The National Financial Ombud Scheme (NFO) has warned South Africans that fraudsters are increasingly targeting banking apps and virtual cards, with one victim losing R500,000.
Virtual banking cards have become a standard feature across all major digital banking platforms. They allow customers to make payments online or in-store by simply tapping their phones or wearable devices.
With unique card numbers, expiry dates, and CVV codes, they are designed to be a secure and convenient alternative to physical cards or cash.
They cannot be lost, stolen, or duplicated in the same way traditional cards can. However, according to the NFO, fraudsters are increasingly targeting them, and the rise in related scams is alarming.
The NFO has recorded a steep 73% increase in digital banking fraud complaints, jumping from 1,436 cases between January and May 2024 to 2,483 during the same period this year.
Between January 2024 and May 2025, digital fraud complaints exceeded ATM fraud cases by 3,350 incidents, indicating a clear shift from physical to virtual card fraud.
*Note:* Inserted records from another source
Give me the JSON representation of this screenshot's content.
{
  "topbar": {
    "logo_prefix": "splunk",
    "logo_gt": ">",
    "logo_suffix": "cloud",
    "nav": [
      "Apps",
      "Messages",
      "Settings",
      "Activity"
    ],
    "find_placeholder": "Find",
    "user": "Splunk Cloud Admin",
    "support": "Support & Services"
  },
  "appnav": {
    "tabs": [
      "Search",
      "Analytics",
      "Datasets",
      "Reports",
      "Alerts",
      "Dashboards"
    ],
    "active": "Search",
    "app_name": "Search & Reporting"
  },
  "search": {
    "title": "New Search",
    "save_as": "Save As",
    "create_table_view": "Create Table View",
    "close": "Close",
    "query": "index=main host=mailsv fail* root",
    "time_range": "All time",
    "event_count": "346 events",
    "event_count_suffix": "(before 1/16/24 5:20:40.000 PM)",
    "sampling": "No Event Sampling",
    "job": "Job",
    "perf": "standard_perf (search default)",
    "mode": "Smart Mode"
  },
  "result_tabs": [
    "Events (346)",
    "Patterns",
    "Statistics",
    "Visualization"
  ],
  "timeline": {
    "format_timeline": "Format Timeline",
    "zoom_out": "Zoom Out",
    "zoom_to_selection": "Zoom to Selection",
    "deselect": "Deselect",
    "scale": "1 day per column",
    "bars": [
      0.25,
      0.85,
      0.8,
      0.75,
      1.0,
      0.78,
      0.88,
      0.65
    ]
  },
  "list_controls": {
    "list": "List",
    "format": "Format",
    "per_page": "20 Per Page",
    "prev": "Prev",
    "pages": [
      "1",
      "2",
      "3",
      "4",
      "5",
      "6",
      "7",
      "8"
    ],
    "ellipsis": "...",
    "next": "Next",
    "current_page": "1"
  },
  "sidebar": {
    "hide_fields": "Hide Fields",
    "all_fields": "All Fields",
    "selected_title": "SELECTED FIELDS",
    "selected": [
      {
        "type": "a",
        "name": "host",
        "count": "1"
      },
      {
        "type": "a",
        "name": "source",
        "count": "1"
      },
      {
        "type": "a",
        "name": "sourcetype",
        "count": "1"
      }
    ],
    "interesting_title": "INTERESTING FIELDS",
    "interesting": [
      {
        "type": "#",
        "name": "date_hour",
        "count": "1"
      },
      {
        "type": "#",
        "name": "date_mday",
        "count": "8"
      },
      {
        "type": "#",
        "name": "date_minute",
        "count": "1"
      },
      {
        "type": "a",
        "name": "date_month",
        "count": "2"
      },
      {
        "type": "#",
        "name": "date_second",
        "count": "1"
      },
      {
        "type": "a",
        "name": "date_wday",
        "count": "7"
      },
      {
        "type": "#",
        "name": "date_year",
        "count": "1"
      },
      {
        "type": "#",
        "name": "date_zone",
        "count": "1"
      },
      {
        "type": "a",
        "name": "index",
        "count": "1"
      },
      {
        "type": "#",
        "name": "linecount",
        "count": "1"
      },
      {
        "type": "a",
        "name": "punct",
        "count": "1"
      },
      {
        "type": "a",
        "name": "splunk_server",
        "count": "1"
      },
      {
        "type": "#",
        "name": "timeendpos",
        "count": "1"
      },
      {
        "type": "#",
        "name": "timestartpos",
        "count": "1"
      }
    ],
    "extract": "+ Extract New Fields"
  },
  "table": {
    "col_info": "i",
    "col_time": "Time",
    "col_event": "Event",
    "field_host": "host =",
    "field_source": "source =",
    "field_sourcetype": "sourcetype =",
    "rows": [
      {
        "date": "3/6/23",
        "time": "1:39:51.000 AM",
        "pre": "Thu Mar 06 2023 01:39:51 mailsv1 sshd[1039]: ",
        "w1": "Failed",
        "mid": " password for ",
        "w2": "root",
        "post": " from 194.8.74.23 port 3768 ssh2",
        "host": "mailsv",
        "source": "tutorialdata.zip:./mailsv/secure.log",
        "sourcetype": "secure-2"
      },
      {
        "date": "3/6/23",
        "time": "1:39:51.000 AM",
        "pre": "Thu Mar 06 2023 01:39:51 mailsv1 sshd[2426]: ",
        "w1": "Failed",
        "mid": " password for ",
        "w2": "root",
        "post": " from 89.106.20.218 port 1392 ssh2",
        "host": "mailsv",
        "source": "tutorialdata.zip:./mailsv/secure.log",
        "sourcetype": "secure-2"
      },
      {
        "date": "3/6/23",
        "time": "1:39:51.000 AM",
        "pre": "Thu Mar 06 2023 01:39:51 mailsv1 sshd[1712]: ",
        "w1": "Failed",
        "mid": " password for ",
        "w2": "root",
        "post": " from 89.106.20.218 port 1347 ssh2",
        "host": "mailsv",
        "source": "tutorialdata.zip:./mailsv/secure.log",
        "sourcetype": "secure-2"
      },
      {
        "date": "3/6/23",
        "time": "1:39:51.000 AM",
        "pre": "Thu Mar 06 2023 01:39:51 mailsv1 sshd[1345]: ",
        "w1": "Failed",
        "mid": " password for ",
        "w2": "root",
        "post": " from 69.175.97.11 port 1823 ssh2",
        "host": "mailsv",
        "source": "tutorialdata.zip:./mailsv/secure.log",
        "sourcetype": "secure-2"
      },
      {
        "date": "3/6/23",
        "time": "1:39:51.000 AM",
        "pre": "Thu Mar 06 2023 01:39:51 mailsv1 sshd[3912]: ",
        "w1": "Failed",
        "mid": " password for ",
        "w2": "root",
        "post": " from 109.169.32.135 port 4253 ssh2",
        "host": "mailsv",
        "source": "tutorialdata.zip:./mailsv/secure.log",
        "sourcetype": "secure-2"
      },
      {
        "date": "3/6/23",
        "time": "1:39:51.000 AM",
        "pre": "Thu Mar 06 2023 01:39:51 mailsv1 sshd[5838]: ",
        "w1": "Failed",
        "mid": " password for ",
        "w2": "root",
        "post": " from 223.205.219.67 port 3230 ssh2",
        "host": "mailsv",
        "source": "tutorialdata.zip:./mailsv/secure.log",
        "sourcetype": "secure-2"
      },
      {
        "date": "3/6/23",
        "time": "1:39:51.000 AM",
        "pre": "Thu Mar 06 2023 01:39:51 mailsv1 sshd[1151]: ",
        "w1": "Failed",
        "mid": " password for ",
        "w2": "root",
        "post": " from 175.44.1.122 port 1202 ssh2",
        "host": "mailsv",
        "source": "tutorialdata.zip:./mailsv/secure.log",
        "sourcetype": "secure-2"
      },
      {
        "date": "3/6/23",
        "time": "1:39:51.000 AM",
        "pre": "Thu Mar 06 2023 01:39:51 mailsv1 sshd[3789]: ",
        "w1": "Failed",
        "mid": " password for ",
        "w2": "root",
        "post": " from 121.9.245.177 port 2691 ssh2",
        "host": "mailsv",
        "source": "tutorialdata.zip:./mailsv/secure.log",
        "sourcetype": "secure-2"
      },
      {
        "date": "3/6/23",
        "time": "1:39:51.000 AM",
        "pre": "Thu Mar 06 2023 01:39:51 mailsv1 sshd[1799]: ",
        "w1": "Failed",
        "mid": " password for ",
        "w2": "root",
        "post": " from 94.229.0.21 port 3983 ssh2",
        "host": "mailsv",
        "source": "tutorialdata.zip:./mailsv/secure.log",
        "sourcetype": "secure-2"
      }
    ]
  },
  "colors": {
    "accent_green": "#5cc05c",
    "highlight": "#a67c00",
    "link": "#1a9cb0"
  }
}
Nerosha Maseti, the Lead Ombud for Banking and Credit at the NFO, said the convenience of virtual cards is undeniable, but so are the risks.
“While virtual cards offer enhanced convenience and security, they are not immune to fraud, and opportunities for fraudsters to exploit unsuspecting bank customers remain,” she said.
Maseti explained that virtual cards are typically compromised through unauthorised access to a customer’s banking app.
Cybercriminals rely on phishing, smishing, and vishing tactics to trick people into sharing personal information. In most reported cases, fraud occurs only after a customer’s digital banking credentials have been stolen.
“Fraudsters can create virtual cards and then use the virtual card credentials to perform transactions once gaining access to a customer’s digital banking profile,” she said.
“This happens when bank customers have compromised their confidential access credentials, shared One Time Pins (OTPs), or accepted authentication messages to create virtual cards.”
Big money is at stake
In many cases reported to the NFO, victims were unaware they had virtual cards linked to their accounts.
Despite awareness campaigns by banks, including SMS, email, and in-app warnings, most complainants said they were unfamiliar with how virtual cards work or the risks involved.
Maseti cited a case where a consumer fell victim to a vishing scam. Fraudsters, pretending to be from the bank, convinced her to hand over her online banking credentials.
They used this access to create multiple virtual cards and make online purchases totalling R500,000. The transactions were authenticated through in-app approvals on the victim’s own phone.
The bank refused to refund her, arguing that the compromised transactions were approved from her device using her correct login details.
It provided proof of the virtual card creation, the authentication messages sent to her phone, and confirmation that she had approved them.
The NFO agreed with the bank, ruling that there was no evidence of maladministration or security failures on the bank’s part.
“The facts showed that the consumer had compromised her online banking credentials and approved the in-app messages required to authorise the online card purchases in question,” Maseti said.
“Consumers are responsible for keeping their confidential access credentials safe and secure. The bank will never request disclosure of this information.”
Maseti stressed that prevention is the only effective defence against virtual card fraud. Consumers should never share their PINs, passwords, OTPs, or virtual card details.
They should carefully read all notifications before approving transactions, as fraudsters may disguise fraudulent requests as legitimate ones.
To stay safe, Maseti recommended enabling multi-factor authentication on banking apps, using secure internet connections instead of public Wi-Fi, and setting strong, unique passwords, ideally stored in a password manager.
Consumers should set transaction limits on virtual cards, avoid saving card details in browsers or apps, and disable auto-save features.
If fraud is suspected, it must be reported to the bank immediately, as only the bank can block cards or recover funds.
The NFO cannot intervene until the bank has responded to a customer’s complaint. If the bank’s resolution is unsatisfactory, the matter can then be referred to the NFO for investigation.